FRANKFURT. Spain has today surprised the markets and sells a new bond, which expires in ten years. The volume is expected to be lashed at five billion euros. The bond was sold at a yield of 5.58 percent, he offered a premium of 0.2 percentage points to the comparable bond slightly shorter running. Their course was somewhat increased in the past few days and return in accordance with the ten-year high sunk.
As investor sentiment since the successful bond increases in Portugal, Spain and Italy have improved in the last week, was the date for the placement of the new loan rates, said John Rudolph, an analyst at HSBC Trinkaus. Yesterday, the outstanding bond fell only slightly under pressure because investors took place in their portfolios for the new paper. By the late afternoon, there were loud bankers for the new bond purchase orders for nine billion euros.

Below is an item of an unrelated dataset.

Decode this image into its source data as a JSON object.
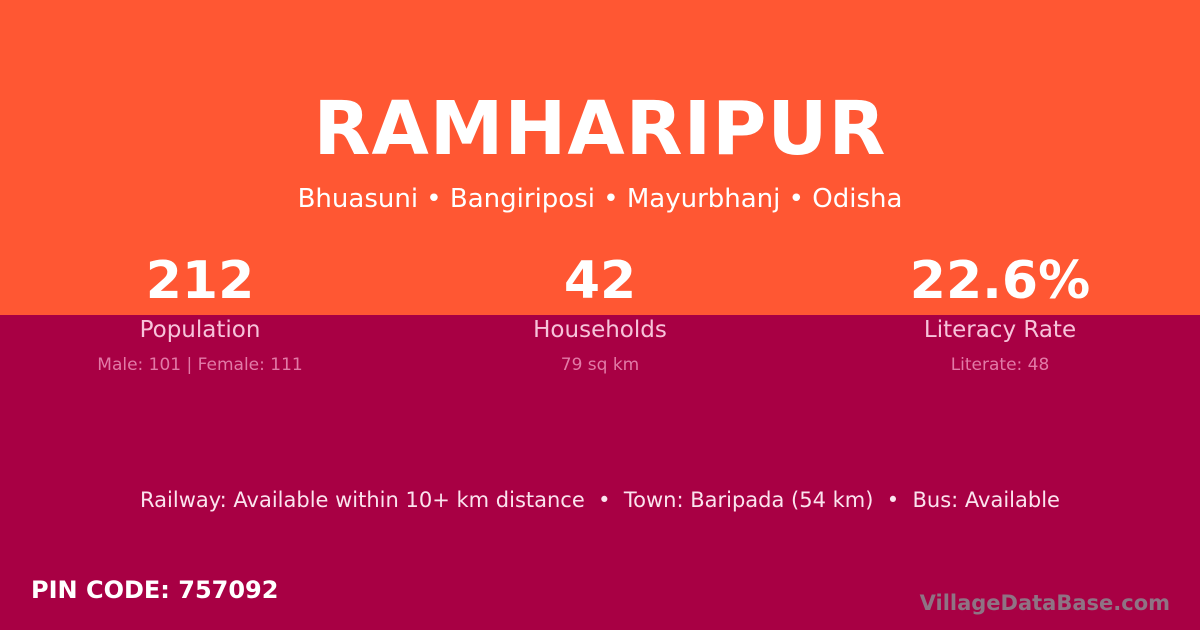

Investors had begun to adjust to Spain on Thursday, the current increased this almost ten years and the 15-year bond and placed the new bond issue later this month. The increases from Madrid said yesterday. "This practice is common, hardly a country goes into a week of new loans by bank syndicate and increased at the same bonds in an auction," said Rudolph.
Selected banks in syndicated loans bonds sell at a uniform price directly to investors; increases at many banks issue submitted bids, which they bid on the loan and then sell only to investors. The placement of the syndicate is considered the safer way to find investors. The mandate for the new bond shared between Barclays, BBVA, BNP Paribas, Citigroup, Santander and Société Générale.